The Bison Courtyard development in Banff Alberta is more than a "green" building: its "enlightened merchants" have been encouraged to engage in numerous experiments in eco-economics.
"An elegant, $10-million multi-use complex, [Bison Courtyard] forms a horseshoe of blond wood, local limestone and triple-paned glass, with notches carefully inserted in its roofline to provide postcard views of the area's most prominent peaks. The courtyard also has a large garden of native plants fed by rainwater (which also flushes the building's toilets) and indigenous greenery on flat sections of the roof that both improve insulation and create a sanctuary for the valley's natural habitat.
All told, 92 per cent of the building materials cleared to make way for Bison Courtyard were diverted from landfill, including a significant portion repurposed on-site.

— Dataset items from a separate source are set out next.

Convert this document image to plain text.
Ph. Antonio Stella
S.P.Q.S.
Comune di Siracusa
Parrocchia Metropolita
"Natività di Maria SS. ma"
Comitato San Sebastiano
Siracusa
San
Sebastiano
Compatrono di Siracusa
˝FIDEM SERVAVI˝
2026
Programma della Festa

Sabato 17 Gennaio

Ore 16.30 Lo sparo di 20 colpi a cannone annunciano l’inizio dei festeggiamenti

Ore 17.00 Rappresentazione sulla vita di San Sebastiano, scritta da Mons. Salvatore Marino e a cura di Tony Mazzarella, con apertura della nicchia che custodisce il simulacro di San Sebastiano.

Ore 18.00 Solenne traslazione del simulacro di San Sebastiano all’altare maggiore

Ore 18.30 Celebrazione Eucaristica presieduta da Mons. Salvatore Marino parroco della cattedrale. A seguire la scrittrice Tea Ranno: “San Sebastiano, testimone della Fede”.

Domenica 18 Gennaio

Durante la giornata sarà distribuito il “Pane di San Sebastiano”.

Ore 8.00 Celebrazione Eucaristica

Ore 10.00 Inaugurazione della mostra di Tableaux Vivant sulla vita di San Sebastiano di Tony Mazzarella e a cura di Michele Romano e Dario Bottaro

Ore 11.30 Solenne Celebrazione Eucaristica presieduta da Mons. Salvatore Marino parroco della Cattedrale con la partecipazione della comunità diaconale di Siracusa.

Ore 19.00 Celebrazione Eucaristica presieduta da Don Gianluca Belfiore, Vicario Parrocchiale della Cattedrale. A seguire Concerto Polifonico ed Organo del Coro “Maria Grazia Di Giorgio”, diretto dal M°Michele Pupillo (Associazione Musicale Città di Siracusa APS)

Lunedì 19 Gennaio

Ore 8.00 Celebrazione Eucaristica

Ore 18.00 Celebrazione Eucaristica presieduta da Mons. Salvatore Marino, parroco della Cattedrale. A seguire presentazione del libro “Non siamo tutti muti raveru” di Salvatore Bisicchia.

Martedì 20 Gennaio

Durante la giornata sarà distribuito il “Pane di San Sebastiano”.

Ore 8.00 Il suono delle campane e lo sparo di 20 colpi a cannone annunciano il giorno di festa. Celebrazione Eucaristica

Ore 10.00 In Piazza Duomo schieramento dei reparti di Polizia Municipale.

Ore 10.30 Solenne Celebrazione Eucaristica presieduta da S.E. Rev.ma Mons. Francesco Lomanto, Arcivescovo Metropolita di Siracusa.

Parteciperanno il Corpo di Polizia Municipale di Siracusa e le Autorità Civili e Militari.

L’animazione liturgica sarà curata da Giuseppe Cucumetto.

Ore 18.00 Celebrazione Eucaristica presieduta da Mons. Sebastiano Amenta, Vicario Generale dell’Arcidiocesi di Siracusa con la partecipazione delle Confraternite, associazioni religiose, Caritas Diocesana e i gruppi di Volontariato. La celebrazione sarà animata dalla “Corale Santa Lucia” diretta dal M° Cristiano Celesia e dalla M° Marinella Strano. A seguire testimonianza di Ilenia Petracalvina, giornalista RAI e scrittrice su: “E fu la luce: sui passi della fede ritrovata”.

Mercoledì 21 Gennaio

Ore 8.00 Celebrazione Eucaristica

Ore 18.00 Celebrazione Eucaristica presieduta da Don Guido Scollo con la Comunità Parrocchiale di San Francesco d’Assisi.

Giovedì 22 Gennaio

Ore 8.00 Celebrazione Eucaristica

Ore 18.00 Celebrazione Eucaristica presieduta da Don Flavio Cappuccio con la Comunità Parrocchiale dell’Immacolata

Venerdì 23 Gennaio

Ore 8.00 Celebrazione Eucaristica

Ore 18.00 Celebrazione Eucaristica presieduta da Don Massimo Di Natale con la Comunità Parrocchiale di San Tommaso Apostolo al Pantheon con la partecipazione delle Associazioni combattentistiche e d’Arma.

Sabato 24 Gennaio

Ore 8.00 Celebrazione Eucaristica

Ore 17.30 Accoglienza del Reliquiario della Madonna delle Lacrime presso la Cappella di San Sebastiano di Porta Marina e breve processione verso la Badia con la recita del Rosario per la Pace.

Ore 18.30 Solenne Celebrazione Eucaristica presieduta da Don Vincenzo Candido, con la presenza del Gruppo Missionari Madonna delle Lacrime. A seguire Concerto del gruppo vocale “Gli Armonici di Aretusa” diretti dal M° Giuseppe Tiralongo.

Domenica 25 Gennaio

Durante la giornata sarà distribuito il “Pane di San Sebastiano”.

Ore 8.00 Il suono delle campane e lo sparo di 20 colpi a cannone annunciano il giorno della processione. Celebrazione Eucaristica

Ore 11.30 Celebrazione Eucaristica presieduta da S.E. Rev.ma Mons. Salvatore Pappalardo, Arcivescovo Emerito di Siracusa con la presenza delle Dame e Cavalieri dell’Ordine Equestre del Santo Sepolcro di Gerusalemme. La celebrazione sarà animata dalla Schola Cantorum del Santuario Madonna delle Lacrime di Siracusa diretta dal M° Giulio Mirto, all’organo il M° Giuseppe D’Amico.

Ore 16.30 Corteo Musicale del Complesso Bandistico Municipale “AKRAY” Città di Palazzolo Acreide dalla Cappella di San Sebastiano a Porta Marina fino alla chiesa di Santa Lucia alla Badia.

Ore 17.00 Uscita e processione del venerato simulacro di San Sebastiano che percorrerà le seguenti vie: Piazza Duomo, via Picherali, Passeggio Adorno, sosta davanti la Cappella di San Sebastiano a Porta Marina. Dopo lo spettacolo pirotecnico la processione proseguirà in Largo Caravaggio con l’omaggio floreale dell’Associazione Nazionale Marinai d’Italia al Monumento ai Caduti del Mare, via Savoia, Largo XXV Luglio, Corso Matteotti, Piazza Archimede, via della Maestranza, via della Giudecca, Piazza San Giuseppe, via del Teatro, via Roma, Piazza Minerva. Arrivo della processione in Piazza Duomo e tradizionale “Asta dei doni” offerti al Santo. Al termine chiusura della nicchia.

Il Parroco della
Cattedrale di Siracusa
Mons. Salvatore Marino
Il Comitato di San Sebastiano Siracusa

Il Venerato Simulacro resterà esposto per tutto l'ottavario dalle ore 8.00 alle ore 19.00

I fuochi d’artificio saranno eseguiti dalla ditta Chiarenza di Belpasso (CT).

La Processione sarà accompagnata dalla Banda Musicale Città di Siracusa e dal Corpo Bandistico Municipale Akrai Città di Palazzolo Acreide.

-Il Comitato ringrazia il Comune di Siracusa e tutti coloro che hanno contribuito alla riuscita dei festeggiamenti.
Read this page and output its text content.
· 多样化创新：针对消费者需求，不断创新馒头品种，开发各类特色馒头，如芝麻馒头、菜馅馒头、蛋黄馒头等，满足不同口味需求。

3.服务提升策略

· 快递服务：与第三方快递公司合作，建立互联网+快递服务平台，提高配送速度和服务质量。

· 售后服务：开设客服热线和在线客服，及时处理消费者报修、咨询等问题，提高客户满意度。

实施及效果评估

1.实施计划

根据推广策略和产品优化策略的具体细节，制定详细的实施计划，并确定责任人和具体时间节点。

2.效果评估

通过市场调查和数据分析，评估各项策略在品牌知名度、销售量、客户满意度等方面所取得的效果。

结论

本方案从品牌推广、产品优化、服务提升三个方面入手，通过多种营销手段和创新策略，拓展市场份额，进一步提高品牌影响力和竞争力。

This includes one of the two namesake 6,000-year-old bison skulls found during the excavation of the underground parking lot, which greets visitors from a display case in the lobby (the other now resides in Banff's Buffalo Nations Luxton Museum). The complex's energy demand is about 70 per cent less than a conventional building Arctos & Bird manages elsewhere in town.
This, though, is increasingly standard-issue stuff in the green building game, and efficiency, by itself, doesn't demonstrate the full scope of sustainability's promise. What is truly remarkable about Bison Courtyard is its attention to the social side of the equation - its encouragement of countless interactions and collaborations that create not just an impressive structure but a vibrant place.
The [restaurant, for example] became a radical, ongoing experiment in gourmet waste reduction. One day not long after the bistro opened, a Saskatchewan bison farmer finished his bison burger with a query for the kitchen: Why waste your money on a few patties or a rib eye or two when you can buy whole animals and save a bundle? The bistro soon became the farmer's biggest customer and now turns out bison onion soup, bison-tail stew and vacuum-packed bison jerky. The chef has also gone literally whole hog - ordering in entire pigs and curing his own prosciutto. What began as a somewhat aesthetic conceit ("Rocky Mountain comfort food") has become a model of efficient regional cuisine.
The rest of the Courtyard's tenants have engaged in similar experiments. The hair salon organizes monthly art shows. The video store donates its late fees to charity. And Wild Flour is not only the first real bakery that Banff has seen in more than a decade, but owner Jenna Dashney has also made it the first to dedicate itself to organic baking. [Tenants are rewarded for] such efforts with a $2-per-square-foot rebate on rents."